これまで人の目に頼っていた作業を、AIが迅速かつ網羅的に補助することで、会計の透明性が一段と高まることが期待されています。
不正取引の兆候は、数字だけでは見えてこないことがあります。たとえば、特定の取引先への売上が急増した直後に、別の会社への支払いが発生している場合など、資金の流れに不自然なパターンが隠れていることがあります。
今回のAIは、そうした異常を見つけ出すために、まず請求書や会計データにある取引先名の表記の違いを自動で正規化します。「(株)ジュリオ」「ジュリオ㈱」などの揺れを統一し、取引データを整理することで、資金の動きを正確に分析できるようにしています。
名寄せされたデータをもとに、売上と支払いのタイミングや相関関係をAIが読み解き、循環取引や架空売上のリスクを浮かび上がらせる仕組みです。人の目では見落としがちな繋がりを、構造的に捉える点がこの技術の強みです。

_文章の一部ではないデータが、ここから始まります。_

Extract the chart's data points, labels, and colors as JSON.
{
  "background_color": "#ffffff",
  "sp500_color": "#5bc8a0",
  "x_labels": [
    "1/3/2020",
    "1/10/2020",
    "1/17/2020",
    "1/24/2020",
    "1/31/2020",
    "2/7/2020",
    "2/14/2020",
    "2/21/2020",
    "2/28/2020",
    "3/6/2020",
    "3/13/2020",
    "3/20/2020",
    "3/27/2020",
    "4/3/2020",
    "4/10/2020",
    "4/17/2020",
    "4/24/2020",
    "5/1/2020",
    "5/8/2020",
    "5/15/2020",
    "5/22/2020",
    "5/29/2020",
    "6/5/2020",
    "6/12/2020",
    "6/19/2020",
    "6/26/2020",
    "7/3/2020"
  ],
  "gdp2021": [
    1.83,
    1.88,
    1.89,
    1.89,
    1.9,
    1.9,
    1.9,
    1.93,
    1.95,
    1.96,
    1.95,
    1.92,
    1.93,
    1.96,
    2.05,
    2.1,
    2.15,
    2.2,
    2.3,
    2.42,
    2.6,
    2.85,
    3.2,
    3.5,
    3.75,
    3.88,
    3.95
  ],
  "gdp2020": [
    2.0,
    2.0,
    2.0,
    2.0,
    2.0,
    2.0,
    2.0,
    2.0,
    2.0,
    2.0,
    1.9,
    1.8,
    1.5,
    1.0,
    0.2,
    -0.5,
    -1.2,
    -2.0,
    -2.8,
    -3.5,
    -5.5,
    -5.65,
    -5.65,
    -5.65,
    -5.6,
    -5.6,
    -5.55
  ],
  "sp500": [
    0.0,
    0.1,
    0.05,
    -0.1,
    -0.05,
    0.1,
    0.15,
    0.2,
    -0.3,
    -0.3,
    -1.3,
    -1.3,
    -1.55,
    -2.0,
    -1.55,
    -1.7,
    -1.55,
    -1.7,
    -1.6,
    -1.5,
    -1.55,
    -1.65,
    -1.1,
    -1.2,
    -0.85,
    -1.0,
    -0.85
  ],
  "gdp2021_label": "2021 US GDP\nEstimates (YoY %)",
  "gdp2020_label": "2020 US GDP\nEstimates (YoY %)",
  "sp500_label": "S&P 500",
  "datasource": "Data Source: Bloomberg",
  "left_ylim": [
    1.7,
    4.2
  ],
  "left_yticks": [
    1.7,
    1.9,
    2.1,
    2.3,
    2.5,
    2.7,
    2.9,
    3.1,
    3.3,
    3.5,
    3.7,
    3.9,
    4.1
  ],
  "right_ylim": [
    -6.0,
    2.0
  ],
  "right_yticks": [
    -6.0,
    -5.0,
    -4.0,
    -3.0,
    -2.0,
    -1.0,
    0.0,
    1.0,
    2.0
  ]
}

循環取引のような不正を見抜くには、契約書や証憑、取引データなど、膨大な文書を横断的にチェックする必要があります。しかし現場では、確認作業の多さや担当者の経験に依存する体制が課題となってきました。情報の形式や保管場所がバラバラなため、効率的な分析も難しいのが実情です。
こうした限界を補うために開発されたのが、今回のAIソリューションです。監査の現場で「もっと深く証憑を見られたら」という思いを抱いてきた公認会計士が設計に携わり、人の目では気づけないズレや違和感をAIが代わりに拾い上げる仕組みをつくりました。

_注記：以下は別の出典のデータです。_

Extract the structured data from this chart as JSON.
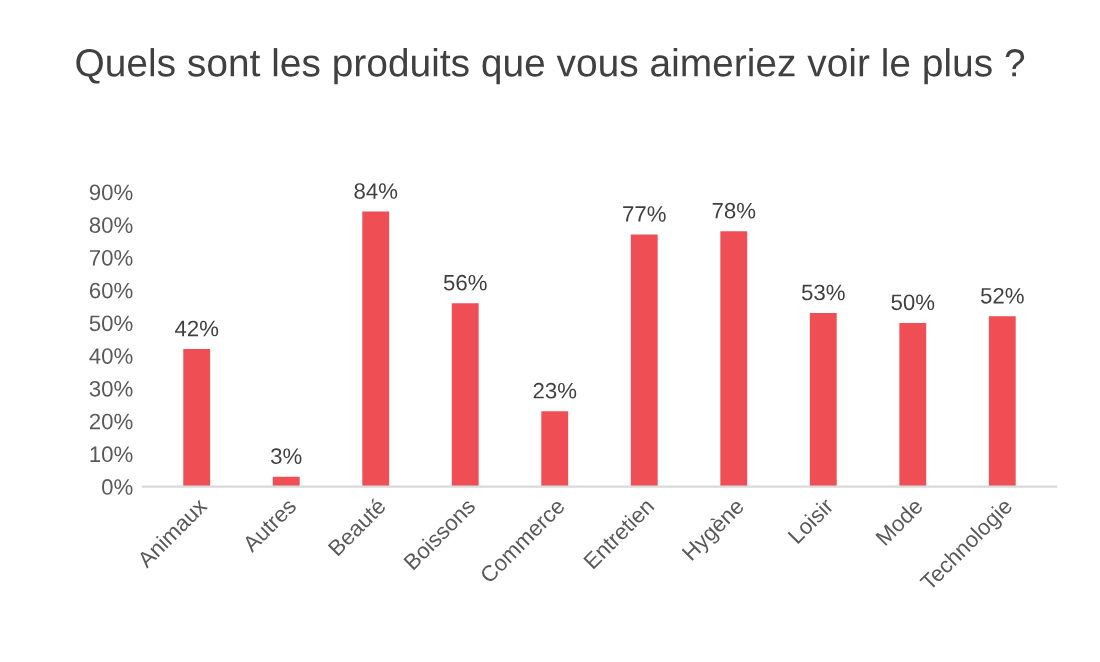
{
  "chart_data": {
    "type": "bar",
    "title": "Quels sont les produits que vous aimeriez voir le plus ?",
    "categories": [
      "Animaux",
      "Autres",
      "Beauté",
      "Boissons",
      "Commerce",
      "Entretien",
      "Hygène",
      "Loisir",
      "Mode",
      "Technologie"
    ],
    "values": [
      42,
      3,
      84,
      56,
      23,
      77,
      78,
      53,
      50,
      52
    ],
    "value_labels": [
      "42%",
      "3%",
      "84%",
      "56%",
      "23%",
      "77%",
      "78%",
      "53%",
      "50%",
      "52%"
    ],
    "color": "#ef4e55",
    "ylim": [
      0,
      90
    ],
    "yticks": [
      {
        "value": 0,
        "label": "0%"
      },
      {
        "value": 10,
        "label": "10%"
      },
      {
        "value": 20,
        "label": "20%"
      },
      {
        "value": 30,
        "label": "30%"
      },
      {
        "value": 40,
        "label": "40%"
      },
      {
        "value": 50,
        "label": "50%"
      },
      {
        "value": 60,
        "label": "60%"
      },
      {
        "value": 70,
        "label": "70%"
      },
      {
        "value": 80,
        "label": "80%"
      },
      {
        "value": 90,
        "label": "90%"
      }
    ],
    "grid": false,
    "legend": false
  }
}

不正を見つけることが目的ではなく、健全な企業が正しく評価される社会を支える――そんな視点が、この取り組みの根底にあります。
このAIが活躍するのは、監査や会計の現場だけではありません。銀行の与信審査、M&Aのデューデリジェンス、投資家による企業分析など、さまざまな場面で「見えにくいリスク」を可視化する力が求められています。数字だけでは判断できない取引の実態を、契約書や取引データなどの裏付け情報から読み解くことで、判断の精度が大きく向上します。

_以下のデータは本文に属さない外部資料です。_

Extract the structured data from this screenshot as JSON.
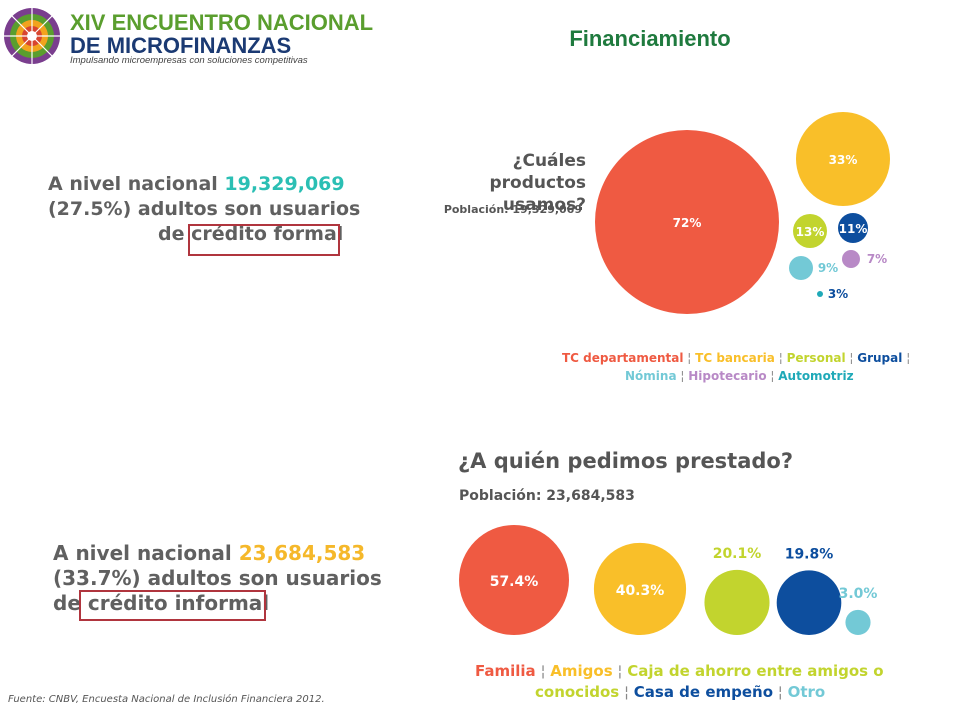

また、従来のように不正が発覚してから対応するのではなく、兆しの段階でリスクを察知し、未然に防ぐという“予防的”なアプローチが可能になる点も大きな特徴です。今回、サービス名に「リスク分析」の言葉が加わったことも、その姿勢を象徴しています。
企業を厳しく裁くのではなく、正しく理解し、信頼できる基盤を築く。AIが果たす役割は、そうした前向きな社会の仕組みづくりへと広がり始めています。
不正を暴くことが目的ではなく、誠実に事業を進めている企業が正当に評価される仕組みをつくること。その視点こそが、今回の取り組みの根底にあります。
循環取引や不自然な売上の計上が見逃されてしまう背景には、人の目だけでは届かない“情報の壁”が存在してきました。そこにAIが入り込むことで、これまで埋もれていた違和感や矛盾をすくい上げ、企業の姿をより正確に映し出せるようになりつつあります。
テクノロジーによって不正が起きにくい環境が整えば、結果として企業も投資家も、より健全な形で未来に進むことができます。会計とAIが交わることで見えてくる新しい景色は、単なる業務効率の話ではなく、透明性と信頼に支えられた社会への一歩と言えるかもしれません。